Тай покачал головой.
– Я знаю Ливви, – сказал он. – Знаю, когда она злится. Знаю, как она это проявляет. Она мой близнец. Ни о ком другом я такого не понимаю, но о ней – да. – Он пожал плечами. – Так вы ссорились из-за меня, да?
Кит кивнул.
– Все и всегда стараются меня оберегать, – сказал Тай. – Джулиан пытается защитить меня вообще от всего, Ливви – от разочарований. Она не хотела, чтобы я знал, что ты можешь уйти, но я всегда это знал. Джулиан с Ливви… им тяжело осознать, что я вырос. Что я могу и понимать, что какие-то вещи – не навсегда.
– Ты про меня, – сказал Кит. – Что я не навсегда.
– Тебе выбирать – уйти или остаться, – сказал Тай. – В Лаймхаусе я подумал, что ты выберешь «уйти».
– А как же ты? – спросил Кит. – Я думал, тебя отправят в Схоломант. А меня-то туда ни за что не возьмут. Я же даже азов не знаю.
Кит отставил стакан. Тай тут же его подхватил и принялся крутить в руках. Стакан был из молочно-белого стекла, с шершавой поверхностью, и Таю, кажется, нравилась его текстура.

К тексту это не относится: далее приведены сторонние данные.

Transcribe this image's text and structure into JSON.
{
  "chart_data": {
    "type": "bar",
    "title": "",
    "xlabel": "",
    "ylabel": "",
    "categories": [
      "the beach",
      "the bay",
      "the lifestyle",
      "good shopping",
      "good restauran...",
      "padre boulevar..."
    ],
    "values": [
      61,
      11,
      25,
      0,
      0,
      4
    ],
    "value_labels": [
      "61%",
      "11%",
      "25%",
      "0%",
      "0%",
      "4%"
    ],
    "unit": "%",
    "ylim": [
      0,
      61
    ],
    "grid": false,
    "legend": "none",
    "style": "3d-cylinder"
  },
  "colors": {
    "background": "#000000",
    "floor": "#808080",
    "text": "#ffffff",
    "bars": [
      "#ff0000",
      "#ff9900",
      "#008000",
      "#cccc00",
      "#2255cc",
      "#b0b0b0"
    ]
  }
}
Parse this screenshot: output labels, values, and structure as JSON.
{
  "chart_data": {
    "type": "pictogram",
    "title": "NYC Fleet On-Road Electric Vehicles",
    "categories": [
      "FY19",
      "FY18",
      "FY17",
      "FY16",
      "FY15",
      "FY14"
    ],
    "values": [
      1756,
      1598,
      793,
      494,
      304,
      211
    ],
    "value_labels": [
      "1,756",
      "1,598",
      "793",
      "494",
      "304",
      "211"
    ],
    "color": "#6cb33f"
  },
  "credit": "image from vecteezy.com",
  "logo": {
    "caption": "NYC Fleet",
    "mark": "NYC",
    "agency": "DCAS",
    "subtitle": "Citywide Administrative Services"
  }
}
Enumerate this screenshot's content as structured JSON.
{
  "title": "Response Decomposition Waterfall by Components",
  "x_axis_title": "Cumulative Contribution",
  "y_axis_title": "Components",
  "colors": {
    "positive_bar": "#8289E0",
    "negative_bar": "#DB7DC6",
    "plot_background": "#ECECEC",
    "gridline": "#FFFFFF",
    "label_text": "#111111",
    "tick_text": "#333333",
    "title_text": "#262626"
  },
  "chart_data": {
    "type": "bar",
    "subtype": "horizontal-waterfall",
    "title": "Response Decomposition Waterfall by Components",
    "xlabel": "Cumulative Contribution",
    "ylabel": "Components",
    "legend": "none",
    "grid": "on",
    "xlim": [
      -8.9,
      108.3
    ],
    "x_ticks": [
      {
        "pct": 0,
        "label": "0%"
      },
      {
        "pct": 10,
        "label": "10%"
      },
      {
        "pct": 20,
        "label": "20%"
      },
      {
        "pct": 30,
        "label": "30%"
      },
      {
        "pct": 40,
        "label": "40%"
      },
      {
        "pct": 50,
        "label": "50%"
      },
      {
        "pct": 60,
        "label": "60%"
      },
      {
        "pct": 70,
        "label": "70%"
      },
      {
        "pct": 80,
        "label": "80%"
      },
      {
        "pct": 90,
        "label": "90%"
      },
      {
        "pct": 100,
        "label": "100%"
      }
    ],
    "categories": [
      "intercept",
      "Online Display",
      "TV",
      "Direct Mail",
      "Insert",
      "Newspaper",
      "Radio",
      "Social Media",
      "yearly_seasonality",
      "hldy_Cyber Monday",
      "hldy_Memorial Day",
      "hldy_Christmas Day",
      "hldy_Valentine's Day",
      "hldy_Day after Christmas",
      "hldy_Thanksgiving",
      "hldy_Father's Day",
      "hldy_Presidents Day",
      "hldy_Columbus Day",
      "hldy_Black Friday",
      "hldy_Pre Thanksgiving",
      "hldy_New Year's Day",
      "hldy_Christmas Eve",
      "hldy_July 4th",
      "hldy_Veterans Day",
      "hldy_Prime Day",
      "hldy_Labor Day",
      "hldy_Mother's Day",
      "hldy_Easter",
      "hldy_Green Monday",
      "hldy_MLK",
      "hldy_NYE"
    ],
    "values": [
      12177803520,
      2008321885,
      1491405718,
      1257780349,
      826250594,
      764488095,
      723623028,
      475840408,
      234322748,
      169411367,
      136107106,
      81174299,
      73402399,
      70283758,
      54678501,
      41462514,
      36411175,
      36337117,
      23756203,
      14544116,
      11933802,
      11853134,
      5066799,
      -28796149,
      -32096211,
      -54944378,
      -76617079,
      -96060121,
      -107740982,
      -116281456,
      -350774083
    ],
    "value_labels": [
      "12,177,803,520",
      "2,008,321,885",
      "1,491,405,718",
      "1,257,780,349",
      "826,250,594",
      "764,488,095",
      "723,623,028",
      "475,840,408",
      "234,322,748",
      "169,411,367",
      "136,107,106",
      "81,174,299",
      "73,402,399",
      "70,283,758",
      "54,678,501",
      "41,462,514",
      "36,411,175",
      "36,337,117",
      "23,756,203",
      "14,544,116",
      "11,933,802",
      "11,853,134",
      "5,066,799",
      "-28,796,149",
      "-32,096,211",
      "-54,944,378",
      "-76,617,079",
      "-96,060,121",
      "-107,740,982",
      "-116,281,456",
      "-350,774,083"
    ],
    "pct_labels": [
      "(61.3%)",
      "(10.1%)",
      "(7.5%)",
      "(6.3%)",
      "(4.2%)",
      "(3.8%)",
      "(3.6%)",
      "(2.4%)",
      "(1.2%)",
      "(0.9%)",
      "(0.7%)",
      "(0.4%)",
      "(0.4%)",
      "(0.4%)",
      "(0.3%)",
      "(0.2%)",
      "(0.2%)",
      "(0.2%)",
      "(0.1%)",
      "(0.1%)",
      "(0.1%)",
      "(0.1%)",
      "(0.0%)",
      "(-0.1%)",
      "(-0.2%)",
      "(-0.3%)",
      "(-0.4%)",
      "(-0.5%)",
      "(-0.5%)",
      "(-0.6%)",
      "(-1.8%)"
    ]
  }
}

Тай молчал, и в этом молчании Кит думал о наушниках Тая, о музыке, которую он слушает, словах, которые он нашептывает, о том, как он касается всего с таким всеобъемлющим сосредоточением: гладких камней, шершавого стекла, шелка и кожи и неровного льна. Кит знал: на свете есть и такие люди, которые думают, что человеческие существа вроде Тая делают все это просто так – потому, что они необъяснимы. Сломаны.
Кита захлестнула ярость. Как они могли не понимать, что Тай все делает зачем-то? Если сирена скорой помощи слепит, то надо закрыть глаза. Если что-то тебя бьет, надо согнуться, чтобы защититься от удара.
Но не все слышали и видели совершенно одинаково. Слух Тая был вдвое острее и четче, чем у других. Наушники и музыка, чувствовал Кит, служили буфером: они заглушали не только прочие звуки, но и ощущения, которые иначе были бы слишком сильными. Они защищали Тая от боли.